US states file Meta lawsuit, a new platform transparency index and Fagen steps down
Hello and welcome to Everything in Moderation, your guide to the policies, products, platforms and people shaping the future of online speech and the internet. It's written by me, Ben Whitelaw and supported by members like you.
This week was a reminder that, indeed, things move gradually and then all at once. The Online Safety Bill is now an Act; Meta — previously "vigorously" anti-regulation — is now wholly supportive of it; and a young non-profit is already looking for a new managing director. Where did the time go? How is it almost November?
Anyway, hello and happy Friday to to new subscribers from Tekla Szymanski, the Department of Science, Innovation and Technology, DuckDuckGo, ETH Zurich, Reactiflux and others residing in various nooks and crannies across the web.
Most of you know the drill by now. Here's everything in moderation from the last seven days — BW
Policies
New and emerging internet policy and online speech regulation
After five years of debate and almost as many prime ministers, the Online Safety Bill received royal assent this week and finally became law. The rollout of the law will take time, as The Verge reports, with UK regulator Ofcom due to consult on and then produce 'codes of practice' in three phases up until at least 2026.

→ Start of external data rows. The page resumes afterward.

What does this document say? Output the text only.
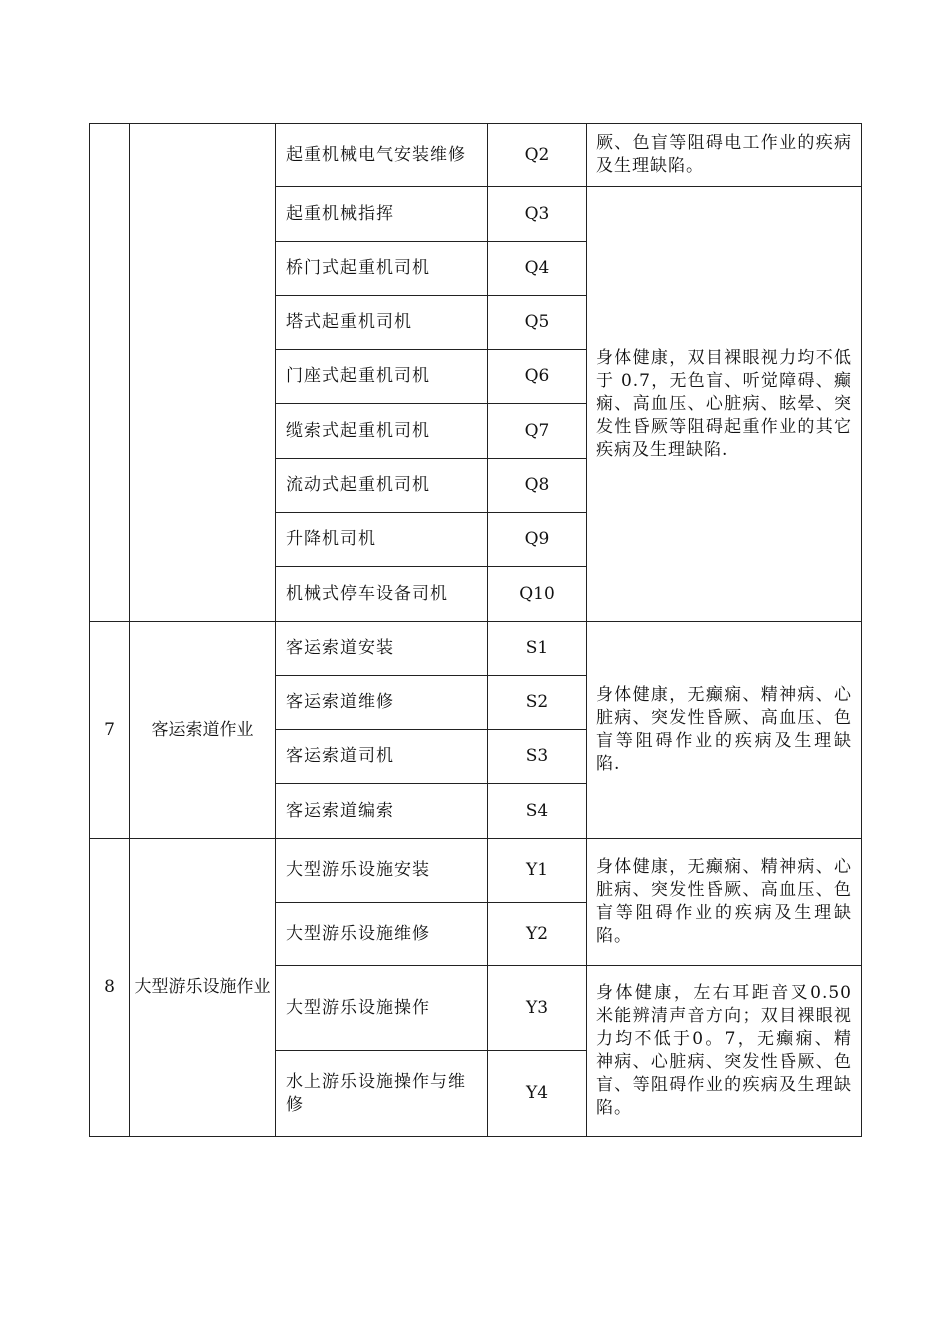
		起重机械电气安装维修	Q2	厥、色盲等阻碍电工作业的疾病及生理缺陷。
		起重机械指挥	Q3	身体健康，双目裸眼视力均不低于 0.7，无色盲、听觉障碍、癫痫、高血压、心脏病、眩晕、突发性昏厥等阻碍起重作业的其它疾病及生理缺陷.
		桥门式起重机司机	Q4	
		塔式起重机司机	Q5	
		门座式起重机司机	Q6	
		缆索式起重机司机	Q7	
		流动式起重机司机	Q8	
		升降机司机	Q9	
		机械式停车设备司机	Q10	
7	客运索道作业	客运索道安装	S1	身体健康，无癫痫、精神病、心脏病、突发性昏厥、高血压、色盲等阻碍作业的疾病及生理缺陷.
		客运索道维修	S2	
		客运索道司机	S3	
		客运索道编索	S4	
8	大型游乐设施作业	大型游乐设施安装	Y1	身体健康，无癫痫、精神病、心脏病、突发性昏厥、高血压、色盲等阻碍作业的疾病及生理缺陷。
		大型游乐设施维修	Y2	
		大型游乐设施操作	Y3	身体健康，左右耳距音叉0.50米能辨清声音方向；双目裸眼视力均不低于0。7，无癫痫、精神病、心脏病、突发性昏厥、色盲、等阻碍作业的疾病及生理缺陷。
		水上游乐设施操作与维修	Y4	
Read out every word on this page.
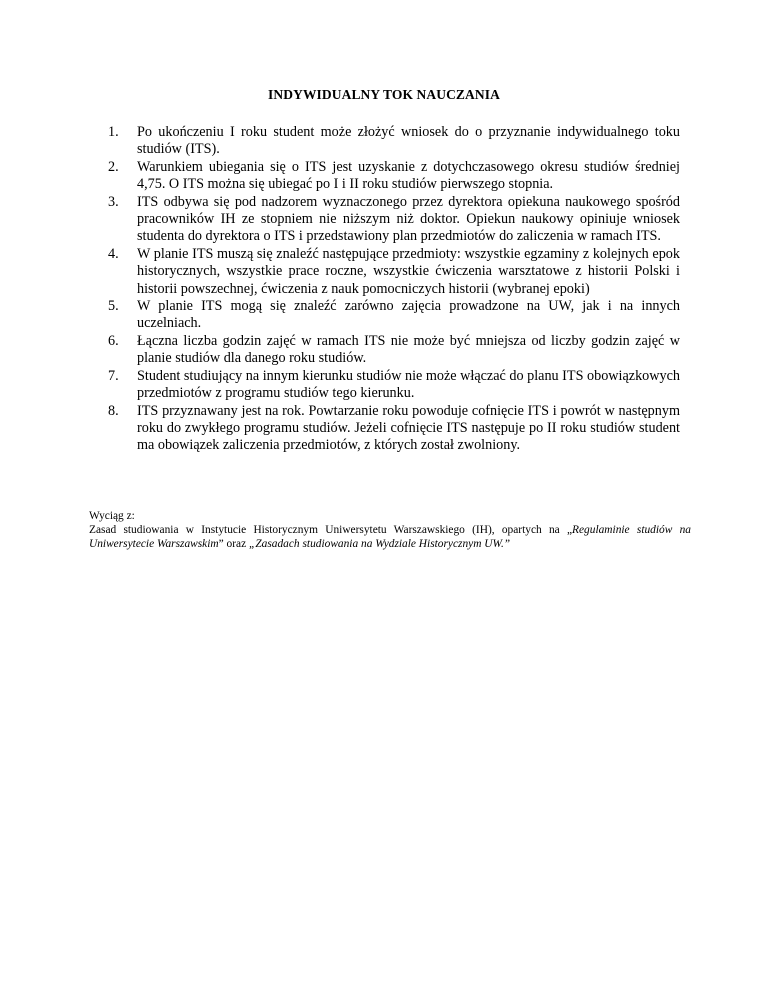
INDYWIDUALNY TOK NAUCZANIA
1. Po ukończeniu I roku student może złożyć wniosek do o przyznanie indywidualnego toku studiów (ITS).
2. Warunkiem ubiegania się o ITS jest uzyskanie z dotychczasowego okresu studiów średniej 4,75. O ITS można się ubiegać po I i II roku studiów pierwszego stopnia.
3. ITS odbywa się pod nadzorem wyznaczonego przez dyrektora opiekuna naukowego spośród pracowników IH ze stopniem nie niższym niż doktor. Opiekun naukowy opiniuje wniosek studenta do dyrektora o ITS i przedstawiony plan przedmiotów do zaliczenia w ramach ITS.
4. W planie ITS muszą się znaleźć następujące przedmioty: wszystkie egzaminy z kolejnych epok historycznych, wszystkie prace roczne, wszystkie ćwiczenia warsztatowe z historii Polski i historii powszechnej, ćwiczenia z nauk pomocniczych historii (wybranej epoki)
5. W planie ITS mogą się znaleźć zarówno zajęcia prowadzone na UW, jak i na innych uczelniach.
6. Łączna liczba godzin zajęć w ramach ITS nie może być mniejsza od liczby godzin zajęć w planie studiów dla danego roku studiów.
7. Student studiujący na innym kierunku studiów nie może włączać do planu ITS obowiązkowych przedmiotów z programu studiów tego kierunku.
8. ITS przyznawany jest na rok. Powtarzanie roku powoduje cofnięcie ITS i powrót w następnym roku do zwykłego programu studiów. Jeżeli cofnięcie ITS następuje po II roku studiów student ma obowiązek zaliczenia przedmiotów, z których został zwolniony.

Wyciąg z:

Zasad studiowania w Instytucie Historycznym Uniwersytetu Warszawskiego (IH), opartych na „Regulaminie studiów na Uniwersytecie Warszawskim” oraz „Zasadach studiowania na Wydziale Historycznym UW.”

We may see legal challenges to the government's plans in that time; privacy-focused mail app Proton said it would fight the government in court if asked to compromise end-to-end encryption. It could be a rocky few years.

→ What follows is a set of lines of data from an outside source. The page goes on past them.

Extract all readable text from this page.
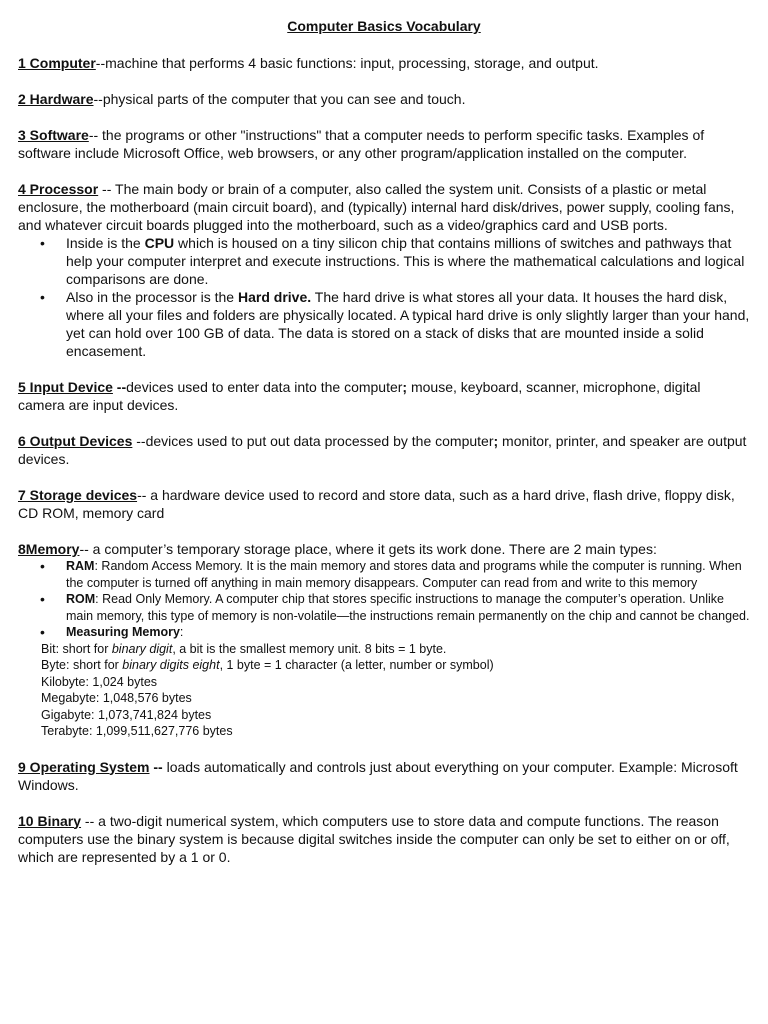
Computer Basics Vocabulary

1 Computer--machine that performs 4 basic functions: input, processing, storage, and output.

2 Hardware--physical parts of the computer that you can see and touch.

3 Software-- the programs or other "instructions" that a computer needs to perform specific tasks. Examples of software include Microsoft Office, web browsers, or any other program/application installed on the computer.

4 Processor -- The main body or brain of a computer, also called the system unit. Consists of a plastic or metal enclosure, the motherboard (main circuit board), and (typically) internal hard disk/drives, power supply, cooling fans, and whatever circuit boards plugged into the motherboard, such as a video/graphics card and USB ports.

• Inside is the CPU which is housed on a tiny silicon chip that contains millions of switches and pathways that help your computer interpret and execute instructions. This is where the mathematical calculations and logical comparisons are done.
• Also in the processor is the Hard drive. The hard drive is what stores all your data. It houses the hard disk, where all your files and folders are physically located. A typical hard drive is only slightly larger than your hand, yet can hold over 100 GB of data. The data is stored on a stack of disks that are mounted inside a solid encasement.

5 Input Device --devices used to enter data into the computer; mouse, keyboard, scanner, microphone, digital camera are input devices.

6 Output Devices --devices used to put out data processed by the computer; monitor, printer, and speaker are output devices.

7 Storage devices-- a hardware device used to record and store data, such as a hard drive, flash drive, floppy disk, CD ROM, memory card

8Memory-- a computer’s temporary storage place, where it gets its work done. There are 2 main types:

• RAM: Random Access Memory. It is the main memory and stores data and programs while the computer is running. When the computer is turned off anything in main memory disappears. Computer can read from and write to this memory
• ROM: Read Only Memory. A computer chip that stores specific instructions to manage the computer’s operation. Unlike main memory, this type of memory is non-volatile—the instructions remain permanently on the chip and cannot be changed.
• Measuring Memory:
Bit: short for binary digit, a bit is the smallest memory unit. 8 bits = 1 byte.
Byte: short for binary digits eight, 1 byte = 1 character (a letter, number or symbol)
Kilobyte: 1,024 bytes
Megabyte: 1,048,576 bytes
Gigabyte: 1,073,741,824 bytes
Terabyte: 1,099,511,627,776 bytes

9 Operating System -- loads automatically and controls just about everything on your computer. Example: Microsoft Windows.

10 Binary -- a two-digit numerical system, which computers use to store data and compute functions. The reason computers use the binary system is because digital switches inside the computer can only be set to either on or off, which are represented by a 1 or 0.
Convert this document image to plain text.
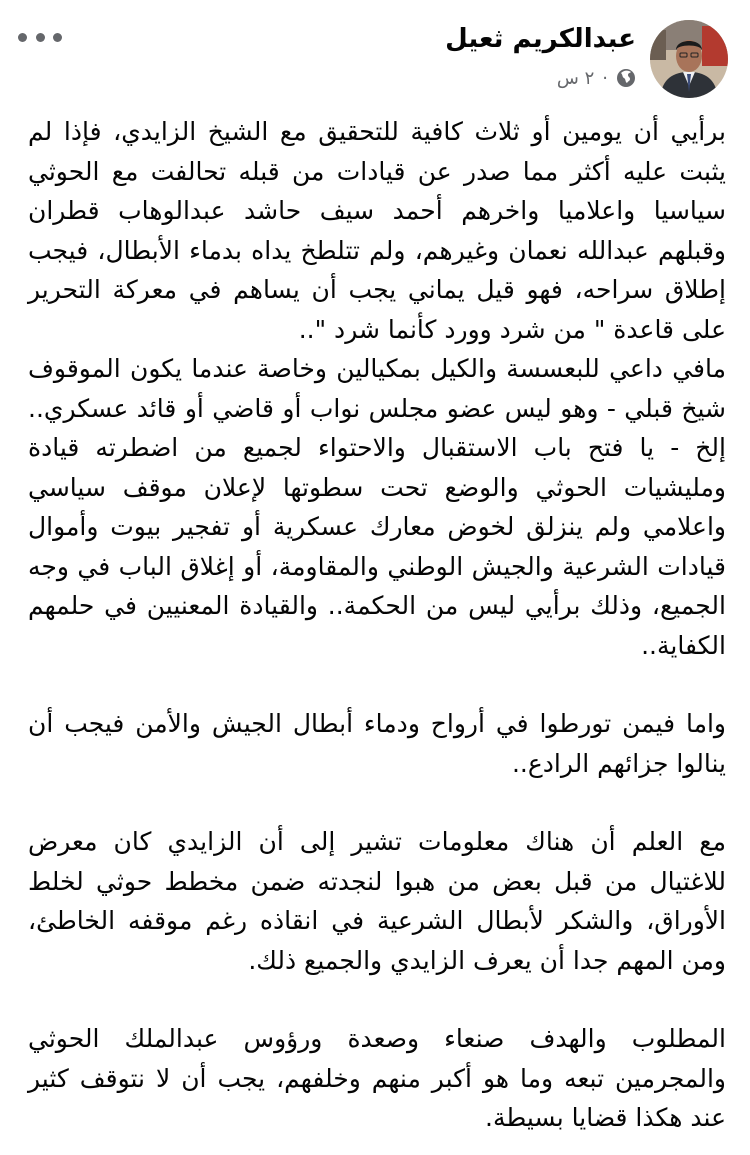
عبدالكريم ثعيل
٢ س ·

برأيي أن يومين أو ثلاث كافية للتحقيق مع الشيخ الزايدي، فإذا لم يثبت عليه أكثر مما صدر عن قيادات من قبله تحالفت مع الحوثي سياسيا واعلاميا واخرهم أحمد سيف حاشد عبدالوهاب قطران وقبلهم عبدالله نعمان وغيرهم، ولم تتلطخ يداه بدماء الأبطال، فيجب إطلاق سراحه، فهو قيل يماني يجب أن يساهم في معركة التحرير على قاعدة " من شرد وورد كأنما شرد "..

مافي داعي للبعسسة والكيل بمكيالين وخاصة عندما يكون الموقوف شيخ قبلي - وهو ليس عضو مجلس نواب أو قاضي أو قائد عسكري.. إلخ - يا فتح باب الاستقبال والاحتواء لجميع من اضطرته قيادة ومليشيات الحوثي والوضع تحت سطوتها لإعلان موقف سياسي واعلامي ولم ينزلق لخوض معارك عسكرية أو تفجير بيوت وأموال قيادات الشرعية والجيش الوطني والمقاومة، أو إغلاق الباب في وجه الجميع، وذلك برأيي ليس من الحكمة.. والقيادة المعنيين في حلمهم الكفاية..

واما فيمن تورطوا في أرواح ودماء أبطال الجيش والأمن فيجب أن ينالوا جزائهم الرادع..

مع العلم أن هناك معلومات تشير إلى أن الزايدي كان معرض للاغتيال من قبل بعض من هبوا لنجدته ضمن مخطط حوثي لخلط الأوراق، والشكر لأبطال الشرعية في انقاذه رغم موقفه الخاطئ، ومن المهم جدا أن يعرف الزايدي والجميع ذلك.

المطلوب والهدف صنعاء وصعدة ورؤوس عبدالملك الحوثي والمجرمين تبعه وما هو أكبر منهم وخلفهم، يجب أن لا نتوقف كثير عند هكذا قضايا بسيطة.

Where Nigeria goes (EiM #220), expect other African nations to follow. Namibia's largest opposition party, the Popular Democratic Movement, this week tabled a motion in its parliament to regulate social media, according to The Namibian. Like many other countries, Namibia goes to the polls in 2024 and, while the PDM is believed to have little hope of forming a government, it could make gains with policies like this one.